I tried to add strcpy instead of "=" in swap but that didn't worked.
#include <stdio.h>
#include <stdlib.h>
void swap(char *t1, char *t2) {
char *t;
t=t1;
t1=t2;
t2=t;
}
int main() {
char *s[2] = {"Hello", "World"};
swap(s[0], s[1]);
printf("%s\n%s", s[0], s[1]);
return 0;
}
You want to use out parameters here, and since your strings are represented as pointers, you need pointers to pointers:
void swap(char **t1, char **t2) {
char *t;
t = *t1;
*t1 = *t2;
*t2 = t;
}
Call it like this:
swap(&s[0], &s[1]);
I tried to add strcpy instead of "=" in swap but that didn't worked.
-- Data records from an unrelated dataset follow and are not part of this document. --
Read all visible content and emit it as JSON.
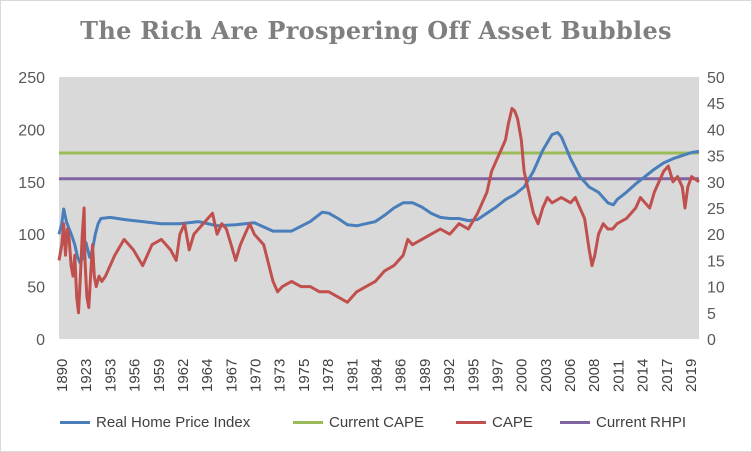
{
  "chart_data": {
    "type": "line",
    "title": "The Rich Are Prospering Off Asset Bubbles",
    "categories": [
      "1890",
      "1923",
      "1953",
      "1956",
      "1959",
      "1962",
      "1964",
      "1967",
      "1970",
      "1973",
      "1975",
      "1978",
      "1981",
      "1984",
      "1986",
      "1989",
      "1992",
      "1995",
      "1997",
      "2000",
      "2003",
      "2006",
      "2008",
      "2011",
      "2014",
      "2017",
      "2019"
    ],
    "y_left": {
      "ticks": [
        "0",
        "50",
        "100",
        "150",
        "200",
        "250"
      ],
      "lim": [
        0,
        250
      ]
    },
    "y_right": {
      "ticks": [
        "0",
        "5",
        "10",
        "15",
        "20",
        "25",
        "30",
        "35",
        "40",
        "45",
        "50"
      ],
      "lim": [
        0,
        50
      ]
    },
    "grid": false,
    "legend_position": "bottom",
    "series": [
      {
        "name": "Real Home Price Index",
        "axis": "left",
        "color": "#4a7ebb",
        "values": [
          [
            0,
            100
          ],
          [
            0.3,
            110
          ],
          [
            0.5,
            124
          ],
          [
            0.8,
            112
          ],
          [
            1.1,
            105
          ],
          [
            1.4,
            98
          ],
          [
            1.7,
            90
          ],
          [
            2.0,
            78
          ],
          [
            2.3,
            72
          ],
          [
            2.6,
            80
          ],
          [
            2.9,
            92
          ],
          [
            3.1,
            85
          ],
          [
            3.3,
            78
          ],
          [
            3.6,
            85
          ],
          [
            3.9,
            100
          ],
          [
            4.2,
            110
          ],
          [
            4.5,
            115
          ],
          [
            5.5,
            116
          ],
          [
            7,
            114
          ],
          [
            9,
            112
          ],
          [
            11,
            110
          ],
          [
            13,
            110
          ],
          [
            15,
            112
          ],
          [
            17,
            108
          ],
          [
            19,
            109
          ],
          [
            21,
            111
          ],
          [
            23,
            103
          ],
          [
            25,
            103
          ],
          [
            27,
            112
          ],
          [
            28.3,
            121
          ],
          [
            29,
            120
          ],
          [
            30,
            115
          ],
          [
            31,
            109
          ],
          [
            32,
            108
          ],
          [
            33,
            110
          ],
          [
            34,
            112
          ],
          [
            35,
            118
          ],
          [
            36,
            125
          ],
          [
            37,
            130
          ],
          [
            38,
            130
          ],
          [
            39,
            126
          ],
          [
            40,
            120
          ],
          [
            41,
            116
          ],
          [
            42,
            115
          ],
          [
            43,
            115
          ],
          [
            44,
            113
          ],
          [
            45,
            114
          ],
          [
            46,
            120
          ],
          [
            47,
            126
          ],
          [
            48,
            133
          ],
          [
            49,
            138
          ],
          [
            50,
            145
          ],
          [
            51,
            160
          ],
          [
            52,
            180
          ],
          [
            53,
            195
          ],
          [
            53.6,
            197
          ],
          [
            54,
            193
          ],
          [
            55,
            172
          ],
          [
            56,
            155
          ],
          [
            57,
            145
          ],
          [
            58,
            140
          ],
          [
            59,
            130
          ],
          [
            59.6,
            128
          ],
          [
            60,
            133
          ],
          [
            61,
            140
          ],
          [
            62,
            148
          ],
          [
            63,
            155
          ],
          [
            64,
            162
          ],
          [
            65,
            168
          ],
          [
            66,
            172
          ],
          [
            67,
            175
          ],
          [
            68,
            178
          ],
          [
            68.8,
            179
          ]
        ]
      },
      {
        "name": "Current CAPE",
        "axis": "right",
        "color": "#9bbb59",
        "values": [
          [
            0,
            35.5
          ],
          [
            68.8,
            35.5
          ]
        ]
      },
      {
        "name": "CAPE",
        "axis": "right",
        "color": "#c0504d",
        "values": [
          [
            0,
            15
          ],
          [
            0.3,
            18
          ],
          [
            0.5,
            22
          ],
          [
            0.7,
            16
          ],
          [
            0.9,
            21
          ],
          [
            1.1,
            19
          ],
          [
            1.3,
            14
          ],
          [
            1.5,
            12
          ],
          [
            1.7,
            16
          ],
          [
            1.9,
            8
          ],
          [
            2.1,
            5
          ],
          [
            2.3,
            12
          ],
          [
            2.5,
            20
          ],
          [
            2.7,
            25
          ],
          [
            2.8,
            15
          ],
          [
            3.0,
            8
          ],
          [
            3.2,
            6
          ],
          [
            3.4,
            12
          ],
          [
            3.6,
            18
          ],
          [
            3.8,
            12
          ],
          [
            4.0,
            10
          ],
          [
            4.3,
            12
          ],
          [
            4.6,
            11
          ],
          [
            5,
            12
          ],
          [
            6,
            16
          ],
          [
            7,
            19
          ],
          [
            8,
            17
          ],
          [
            9,
            14
          ],
          [
            10,
            18
          ],
          [
            11,
            19
          ],
          [
            12,
            17
          ],
          [
            12.6,
            15
          ],
          [
            13,
            20
          ],
          [
            13.5,
            22
          ],
          [
            14,
            17
          ],
          [
            14.5,
            20
          ],
          [
            15,
            21
          ],
          [
            16,
            23
          ],
          [
            16.5,
            24
          ],
          [
            17,
            20
          ],
          [
            17.5,
            22
          ],
          [
            18,
            21
          ],
          [
            18.5,
            18
          ],
          [
            19,
            15
          ],
          [
            19.5,
            18
          ],
          [
            20,
            20
          ],
          [
            20.5,
            22
          ],
          [
            21,
            20
          ],
          [
            22,
            18
          ],
          [
            23,
            11
          ],
          [
            23.5,
            9
          ],
          [
            24,
            10
          ],
          [
            25,
            11
          ],
          [
            26,
            10
          ],
          [
            27,
            10
          ],
          [
            28,
            9
          ],
          [
            29,
            9
          ],
          [
            30,
            8
          ],
          [
            31,
            7
          ],
          [
            32,
            9
          ],
          [
            33,
            10
          ],
          [
            34,
            11
          ],
          [
            35,
            13
          ],
          [
            36,
            14
          ],
          [
            37,
            16
          ],
          [
            37.5,
            19
          ],
          [
            38,
            18
          ],
          [
            39,
            19
          ],
          [
            40,
            20
          ],
          [
            41,
            21
          ],
          [
            42,
            20
          ],
          [
            43,
            22
          ],
          [
            44,
            21
          ],
          [
            45,
            24
          ],
          [
            46,
            28
          ],
          [
            46.5,
            32
          ],
          [
            47,
            34
          ],
          [
            47.5,
            36
          ],
          [
            48,
            38
          ],
          [
            48.3,
            41
          ],
          [
            48.7,
            44
          ],
          [
            49,
            43.5
          ],
          [
            49.3,
            42
          ],
          [
            49.7,
            38
          ],
          [
            50,
            32
          ],
          [
            50.5,
            28
          ],
          [
            51,
            24
          ],
          [
            51.5,
            22
          ],
          [
            52,
            25
          ],
          [
            52.5,
            27
          ],
          [
            53,
            26
          ],
          [
            54,
            27
          ],
          [
            55,
            26
          ],
          [
            55.5,
            27
          ],
          [
            56,
            25
          ],
          [
            56.5,
            23
          ],
          [
            57,
            17
          ],
          [
            57.3,
            14
          ],
          [
            57.6,
            16
          ],
          [
            58,
            20
          ],
          [
            58.5,
            22
          ],
          [
            59,
            21
          ],
          [
            59.5,
            21
          ],
          [
            60,
            22
          ],
          [
            61,
            23
          ],
          [
            61.5,
            24
          ],
          [
            62,
            25
          ],
          [
            62.5,
            27
          ],
          [
            63,
            26
          ],
          [
            63.5,
            25
          ],
          [
            64,
            28
          ],
          [
            65,
            32
          ],
          [
            65.5,
            33
          ],
          [
            66,
            30
          ],
          [
            66.5,
            31
          ],
          [
            67,
            29
          ],
          [
            67.3,
            25
          ],
          [
            67.6,
            29
          ],
          [
            68,
            31
          ],
          [
            68.8,
            30
          ]
        ]
      },
      {
        "name": "Current RHPI",
        "axis": "left",
        "color": "#8064a2",
        "values": [
          [
            0,
            153
          ],
          [
            68.8,
            153
          ]
        ]
      }
    ]
  },
  "legend": {
    "items": [
      "Real Home Price Index",
      "Current CAPE",
      "CAPE",
      "Current RHPI"
    ]
  }
}
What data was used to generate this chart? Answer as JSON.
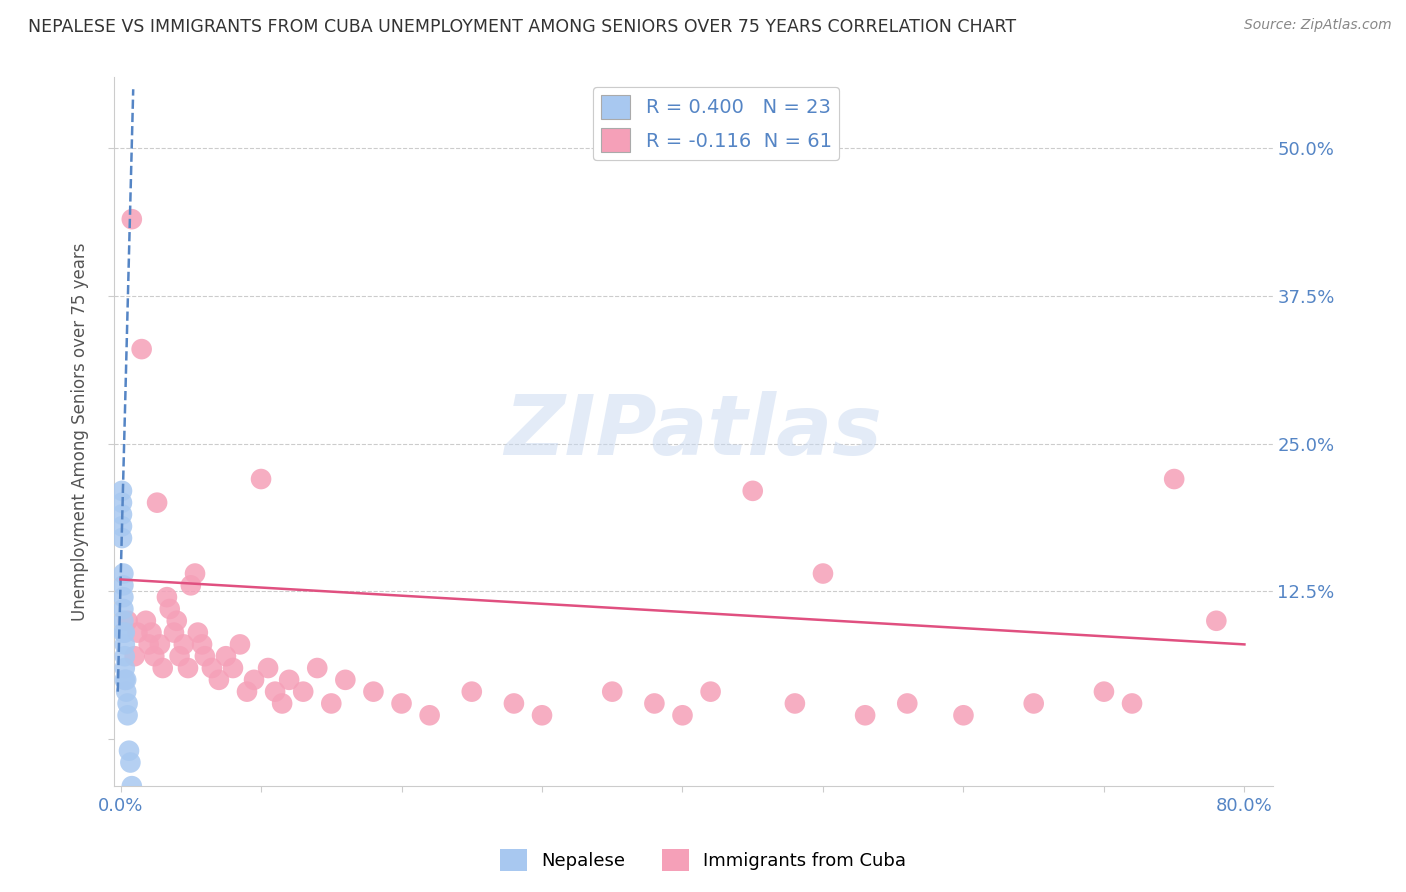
{
  "title": "NEPALESE VS IMMIGRANTS FROM CUBA UNEMPLOYMENT AMONG SENIORS OVER 75 YEARS CORRELATION CHART",
  "source": "Source: ZipAtlas.com",
  "ylabel": "Unemployment Among Seniors over 75 years",
  "xlim": [
    -0.005,
    0.82
  ],
  "ylim": [
    -0.04,
    0.56
  ],
  "nepalese_R": 0.4,
  "nepalese_N": 23,
  "cuba_R": -0.116,
  "cuba_N": 61,
  "nepalese_color": "#a8c8f0",
  "cuba_color": "#f5a0b8",
  "nepalese_trend_color": "#5585c5",
  "cuba_trend_color": "#e05080",
  "background_color": "#ffffff",
  "grid_color": "#cccccc",
  "ytick_color": "#5585c5",
  "xtick_color": "#5585c5",
  "nep_x": [
    0.001,
    0.001,
    0.001,
    0.001,
    0.001,
    0.002,
    0.002,
    0.002,
    0.002,
    0.002,
    0.002,
    0.003,
    0.003,
    0.003,
    0.003,
    0.003,
    0.004,
    0.004,
    0.005,
    0.005,
    0.006,
    0.007,
    0.008
  ],
  "nep_y": [
    0.17,
    0.18,
    0.19,
    0.2,
    0.21,
    0.09,
    0.1,
    0.11,
    0.12,
    0.13,
    0.14,
    0.05,
    0.06,
    0.07,
    0.08,
    0.09,
    0.04,
    0.05,
    0.02,
    0.03,
    -0.01,
    -0.02,
    -0.04
  ],
  "cuba_x": [
    0.005,
    0.008,
    0.01,
    0.012,
    0.015,
    0.018,
    0.02,
    0.022,
    0.024,
    0.026,
    0.028,
    0.03,
    0.033,
    0.035,
    0.038,
    0.04,
    0.042,
    0.045,
    0.048,
    0.05,
    0.053,
    0.055,
    0.058,
    0.06,
    0.065,
    0.07,
    0.075,
    0.08,
    0.085,
    0.09,
    0.095,
    0.1,
    0.105,
    0.11,
    0.115,
    0.12,
    0.13,
    0.14,
    0.15,
    0.16,
    0.18,
    0.2,
    0.22,
    0.25,
    0.28,
    0.3,
    0.35,
    0.38,
    0.4,
    0.42,
    0.45,
    0.48,
    0.5,
    0.53,
    0.56,
    0.6,
    0.65,
    0.7,
    0.72,
    0.75,
    0.78
  ],
  "cuba_y": [
    0.1,
    0.44,
    0.07,
    0.09,
    0.33,
    0.1,
    0.08,
    0.09,
    0.07,
    0.2,
    0.08,
    0.06,
    0.12,
    0.11,
    0.09,
    0.1,
    0.07,
    0.08,
    0.06,
    0.13,
    0.14,
    0.09,
    0.08,
    0.07,
    0.06,
    0.05,
    0.07,
    0.06,
    0.08,
    0.04,
    0.05,
    0.22,
    0.06,
    0.04,
    0.03,
    0.05,
    0.04,
    0.06,
    0.03,
    0.05,
    0.04,
    0.03,
    0.02,
    0.04,
    0.03,
    0.02,
    0.04,
    0.03,
    0.02,
    0.04,
    0.21,
    0.03,
    0.14,
    0.02,
    0.03,
    0.02,
    0.03,
    0.04,
    0.03,
    0.22,
    0.1
  ],
  "nep_trend_x": [
    -0.002,
    0.009
  ],
  "nep_trend_y": [
    0.04,
    0.55
  ],
  "cuba_trend_x": [
    0.0,
    0.8
  ],
  "cuba_trend_y": [
    0.135,
    0.08
  ],
  "watermark_text": "ZIPatlas",
  "watermark_color": "#c8d8f0",
  "legend_text_color": "#5585c5"
}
The reason why that doesn't work is because the strings are actually stored in the program's binary and therefore can't be modified, and with strcpy you would write over them. If you copy them to the stack or the heap instead then you can do the swap with strcpy. Of course that's going to be less efficient than just swapping the pointers, but this is how it would look like:
void swap(char *t1, char *t2) {
char buf[16]; // needs to be big enough to fit the string
strcpy(buf, t1);
strcpy(t1, t2);
strcpy(t2, buf);
}
Also you would need to change the definition of s to something akin to
char s[2][16] = { "Hello", "World" }; // strings are copied to the stack now
Check the types carefully.
What you have got as array members are pointers (to the starting element of string literals). You need to swap the members in a way so that they point to the other string literal. So, you need to change those pointers themselves.
So, you need to pass pointer to those pointers and then make the change from the called function.
Do something like
swap(&(s[0]), &(s[1]));
and then, in the called function:
void ptrSwap(char **t1, char **t2) {
char *temp;
temp=*t1;
*t1=*t2;
*t2=temp;
}
Bonus points: Name your functions (and variables, too, wherever applicable) meaningfully.
You need to passing the pointer of pointer, i.e. address of the position in array where the strings are present, so that you can swap and place correct addresses there.
Try the below code:
#include <stdio.h>
#include <stdlib.h>
void swap(char **t1, char **t2) {
char *t;
t=*t1;
*t1=*t2;
*t2=t;
}
int main() {
char *s[2] = {"Hello", "World"};
swap(&s[0], &s[1]);
printf("%s\n%s", s[0], s[1]);
return 0;
}
Output:
World
Hello